O elenco também se encontrou com o primeiro-ministro Pedro Sánchez em sua residência, o Palácio de Moncloa, antes de um desfile em ônibus aberto pelo centro de Madri, onde multidões vestidas com as cores da seleção já se reuniam.

O capitão da Espanha, Rodri, ergueu o troféu da Copa do Mundo no alto da escada ao descer do avião da Iberia que trouxe o time de volta para casa após a conquista da segunda estrela. No Moncloa, o meio-campista do Manchester City, Rodri, disse que esse foi o maior feito de sua carreira.

"Sempre falei isso, vencer com seu país é a coisa mais bonita que existe, ainda mais uma Copa do Mundo.
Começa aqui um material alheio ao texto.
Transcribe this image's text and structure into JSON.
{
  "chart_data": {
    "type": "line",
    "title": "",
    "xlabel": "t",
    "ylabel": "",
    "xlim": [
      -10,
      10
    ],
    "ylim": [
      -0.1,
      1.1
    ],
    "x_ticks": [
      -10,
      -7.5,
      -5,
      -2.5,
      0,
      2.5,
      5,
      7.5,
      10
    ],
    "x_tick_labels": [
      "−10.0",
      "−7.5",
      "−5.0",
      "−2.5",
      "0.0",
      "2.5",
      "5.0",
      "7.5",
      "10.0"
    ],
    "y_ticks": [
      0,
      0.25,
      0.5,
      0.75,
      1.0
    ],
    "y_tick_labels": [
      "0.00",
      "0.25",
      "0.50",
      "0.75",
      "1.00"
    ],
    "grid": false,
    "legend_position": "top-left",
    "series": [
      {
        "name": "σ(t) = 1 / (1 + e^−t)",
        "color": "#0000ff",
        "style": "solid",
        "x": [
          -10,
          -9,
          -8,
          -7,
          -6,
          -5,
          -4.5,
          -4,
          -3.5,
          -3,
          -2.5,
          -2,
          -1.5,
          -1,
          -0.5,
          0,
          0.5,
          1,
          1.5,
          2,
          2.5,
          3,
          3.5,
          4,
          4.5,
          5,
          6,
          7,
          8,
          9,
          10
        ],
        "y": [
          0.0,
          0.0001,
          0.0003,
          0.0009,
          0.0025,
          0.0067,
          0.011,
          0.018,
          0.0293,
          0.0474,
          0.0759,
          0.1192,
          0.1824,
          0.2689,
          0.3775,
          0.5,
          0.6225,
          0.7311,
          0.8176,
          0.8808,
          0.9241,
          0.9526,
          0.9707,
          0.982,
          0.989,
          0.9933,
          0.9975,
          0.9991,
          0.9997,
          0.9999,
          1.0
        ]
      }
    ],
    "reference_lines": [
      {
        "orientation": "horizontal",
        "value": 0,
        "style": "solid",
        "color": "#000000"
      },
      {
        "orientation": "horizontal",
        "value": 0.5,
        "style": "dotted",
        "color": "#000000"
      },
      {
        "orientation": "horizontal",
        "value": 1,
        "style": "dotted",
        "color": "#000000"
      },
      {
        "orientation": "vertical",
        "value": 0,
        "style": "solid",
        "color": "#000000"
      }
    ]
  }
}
Essa geração cresceu vendo (Iker) Casillas e (Andres) Iniesta levantarem a taça, e poder fazer isso hoje é o maior feito possível no futebol", disse Rodri.

Muitos torcedores mais jovens ainda não tinham nascido quando o gol de Andres Iniesta, na prorrogação contra a Holanda, garantiu o primeiro título mundial da Espanha, na África do Sul, há 16 anos. O herói do título, Torres, brincou dizendo que estava "voando, literalmente" após o retorno do time dos Estados Unidos, depois de vencer a Argentina em Nova Jersey.
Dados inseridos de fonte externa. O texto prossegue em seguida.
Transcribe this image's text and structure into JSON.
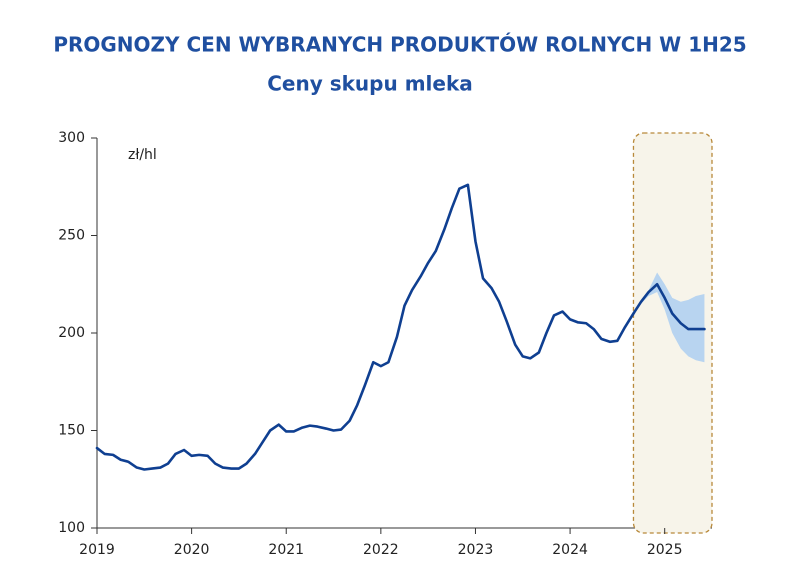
{
  "chart_data": {
    "type": "line",
    "title": "PROGNOZY CEN WYBRANYCH PRODUKTÓW ROLNYCH W 1H25",
    "subtitle": "Ceny skupu mleka",
    "unit_label": "zł/hl",
    "x": [
      2019,
      2019.08,
      2019.17,
      2019.25,
      2019.33,
      2019.42,
      2019.5,
      2019.58,
      2019.67,
      2019.75,
      2019.83,
      2019.92,
      2020,
      2020.08,
      2020.17,
      2020.25,
      2020.33,
      2020.42,
      2020.5,
      2020.58,
      2020.67,
      2020.75,
      2020.83,
      2020.92,
      2021,
      2021.08,
      2021.17,
      2021.25,
      2021.33,
      2021.42,
      2021.5,
      2021.58,
      2021.67,
      2021.75,
      2021.83,
      2021.92,
      2022,
      2022.08,
      2022.17,
      2022.25,
      2022.33,
      2022.42,
      2022.5,
      2022.58,
      2022.67,
      2022.75,
      2022.83,
      2022.92,
      2023,
      2023.08,
      2023.17,
      2023.25,
      2023.33,
      2023.42,
      2023.5,
      2023.58,
      2023.67,
      2023.75,
      2023.83,
      2023.92,
      2024,
      2024.08,
      2024.17,
      2024.25,
      2024.33,
      2024.42,
      2024.5,
      2024.58,
      2024.67,
      2024.75,
      2024.83,
      2024.92,
      2025,
      2025.08,
      2025.17,
      2025.25,
      2025.33,
      2025.42
    ],
    "series": [
      {
        "color": "#0f3f91",
        "values": [
          141,
          138,
          137.5,
          135,
          134,
          131,
          130,
          130.5,
          131,
          133,
          138,
          140,
          137,
          137.5,
          137,
          133,
          131,
          130.5,
          130.5,
          133,
          138,
          144,
          150,
          153,
          149.5,
          149.5,
          151.5,
          152.5,
          152,
          151,
          150,
          150.5,
          155,
          163,
          173,
          185,
          183,
          185,
          198,
          214,
          222,
          229,
          236,
          242,
          253,
          264,
          274,
          276,
          247,
          228,
          223,
          216,
          206,
          194,
          188,
          187,
          190,
          200,
          209,
          211,
          207,
          205.5,
          205,
          202,
          197,
          195.5,
          196,
          203,
          210,
          216,
          221,
          225,
          218,
          210,
          205,
          202,
          202,
          202
        ]
      }
    ],
    "band": {
      "color": "#b8d4f0",
      "x": [
        2024.75,
        2024.83,
        2024.92,
        2025,
        2025.08,
        2025.17,
        2025.25,
        2025.33,
        2025.42
      ],
      "upper": [
        217,
        222,
        231,
        225,
        218,
        216,
        217,
        219,
        220
      ],
      "lower": [
        215,
        219,
        221,
        212,
        200,
        192,
        188,
        186,
        185
      ]
    },
    "forecast_span": [
      2024.67,
      2025.5
    ],
    "xlim": [
      2019,
      2025.5
    ],
    "xticks": [
      2019,
      2020,
      2021,
      2022,
      2023,
      2024,
      2025
    ],
    "ylim": [
      100,
      300
    ],
    "yticks": [
      100,
      150,
      200,
      250,
      300
    ]
  }
}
"Estou muito feliz em ver como todas as crianças estão empolgadas... (e) por ter o desfile e comemorar com todos os espanhóis", completou.

Na manhã de segunda-feira, a Castellana, principal avenida de Madri, ainda mostrava sinais da noite de festa — o asfalto coberto de lixo, latas de cerveja e cacos de vidro.

Entre os últimos torcedores que restavam, alguns dormiam sorrindo no chão ou nos bancos, enquanto outros ainda cambaleavam para casa, enquanto equipes de limpeza trabalhavam desde cedo para preparar o trajeto para a festa desta noite.

O desfile dos campeões mundiais da Espanha começou no Moncloa antes de seguir para a praça Cibeles. Uma cerimônia com os jogadores acontece na praça, tradicional ponto de encontro das comemorações da seleção espanhola e de sua torcida. Alguns torcedores, que já tinham dormido pouco, planejam comemorar de novo.

Os dois troféus

A seleção feminina da Espanha conquistou a Copa do Mundo em 2023, o que significa que, pela primeira vez, um país detém os dois troféus ao mesmo tempo. Em 2030, a Espanha vai defender seu título em casa, como uma das sedes da Copa do Mundo ao lado de Portugal e Marrocos.

"Dois em dois", disse o primeiro-ministro Sanchez, sobre o retrospecto da Espanha em finais de Copa do Mundo. "Por que não sonhar com o terceiro em 2030, ainda mais com a Espanha como anfitriã?"

A Argentina, mesmo com o craque Lionel Messi, não conseguiu criar chances claras diante de uma Espanha bem organizada e mais ofensiva na final.